Google is beginning its move away from the Chrome apps platform by removing support for packed and hosted apps from Chrome on Linux, Mac and Windows over the course of the next two years.

According to Google’s Rahul Roy-Chowdhury, vice president of product management, approximately 1% of users on Linux, Mac and Windows actively use Chrome packaged apps. Most of the hosted apps today are implemented as regular web apps, according to Google. All Chrome apps will remain supported and maintained on Chrome OS in the future, and additional enhancements will only apply to Chrome OS devices, including kiosks. Developers will still be able to build Chrome apps or Android apps for Chrome OS.

Starting in the second half of 2017, the Chrome Web Store will no longer show Chrome apps for Linux, Mac and Windows. And in 2018, users on these platforms will not be able to load Chrome apps at all. In late 2016, newly published Chrome apps will be available to users on Chrome OS only.

Microsoft acquires Genee to power AI experiences in Office 365
Microsoft will acquire Genee, an artificial intelligence-powered scheduling service, as a way to implement automated functions in Office 365.

According to a blog post by Rajesh Jha, corporate vice president of Outlook and Office 365, “Genee uses natural language processing and optimized decision-making algorithms so that interacting with a virtual assistant is just like interacting with a human one.” As Microsoft continues to build out Office 365 productivity capabilities and services, the Genee team will help it advance its intelligence skills to the digital experience, the company said.

U.S. Department of Education launches EQUIP experiment for low-income students
In order to give low-income students access to federal student aid, the U.S. Department of Education is inviting eight partnerships between institutions of higher education and non-traditional providers to participate in what it calls the EQUIP (Education Quality through Innovation Partnerships) experiment.

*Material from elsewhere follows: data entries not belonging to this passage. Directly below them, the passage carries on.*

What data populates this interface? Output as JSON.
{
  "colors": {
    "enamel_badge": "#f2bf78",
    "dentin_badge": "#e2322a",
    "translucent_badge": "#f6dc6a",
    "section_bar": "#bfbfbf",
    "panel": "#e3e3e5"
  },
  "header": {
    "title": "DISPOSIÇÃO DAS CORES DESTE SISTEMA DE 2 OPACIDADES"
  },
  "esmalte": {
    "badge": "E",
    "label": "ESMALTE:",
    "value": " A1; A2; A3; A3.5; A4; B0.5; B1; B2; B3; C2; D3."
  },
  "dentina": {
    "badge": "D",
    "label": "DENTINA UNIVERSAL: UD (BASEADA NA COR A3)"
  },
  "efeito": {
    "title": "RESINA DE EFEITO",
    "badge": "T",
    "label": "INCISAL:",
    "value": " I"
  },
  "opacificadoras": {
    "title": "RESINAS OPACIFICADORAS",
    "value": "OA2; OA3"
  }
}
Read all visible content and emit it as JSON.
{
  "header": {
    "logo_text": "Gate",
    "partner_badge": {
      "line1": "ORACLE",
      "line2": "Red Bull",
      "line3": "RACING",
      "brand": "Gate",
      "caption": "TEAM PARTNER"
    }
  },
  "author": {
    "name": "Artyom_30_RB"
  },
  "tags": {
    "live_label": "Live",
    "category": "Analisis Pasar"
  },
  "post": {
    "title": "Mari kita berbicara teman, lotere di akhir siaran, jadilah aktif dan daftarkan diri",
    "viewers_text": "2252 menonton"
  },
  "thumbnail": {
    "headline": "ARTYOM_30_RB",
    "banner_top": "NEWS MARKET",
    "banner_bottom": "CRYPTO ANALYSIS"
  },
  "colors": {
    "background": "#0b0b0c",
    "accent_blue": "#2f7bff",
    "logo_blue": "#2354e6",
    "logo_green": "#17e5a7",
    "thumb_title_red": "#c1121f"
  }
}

The DOE’s goals of this experiment include testing new ways of getting Americans with diverse backgrounds innovative learning opportunities; strengthening approaches for processes that focus on learning; and giving students opportunities including coding boot camps and online courses.

According to the DOE, “As part of an experiment designed to explore the efficacy of the approach, EQUIP will enable students at the selected colleges and universities to receive federal financial aid for programs that exceed the 50% cap, thereby increasing access for students to new types of programs and allowing the Department to consider whether those programs resulted in positive student outcomes and how to track meaningful quality measures.”

Selected sites include Colorado State University Global Campus, SUNY Empire State College, and the University of Texas at Austin, to name a few. A full list of sites is available here.

FBI launches bank robbery tracking mobile app
The FBI has launched an app for iPhones, iPads, iPods and Android smartphones, which should make it easy for the public to view photos and information about bank robberies all over the country.

With this app, bank robberies can be sorted by the date they occurred, what category they fall under (such as those committed by armed, serial robbers), the FBI field office working on the case, and the state where the robbery occurred, according to the FBI. The app contains a quick access link directly to the FBI online so users can quickly contact the FBI if they have any information on a robbery.

The app works with, and it can be downloaded for free from Apple’s app store or Google Play.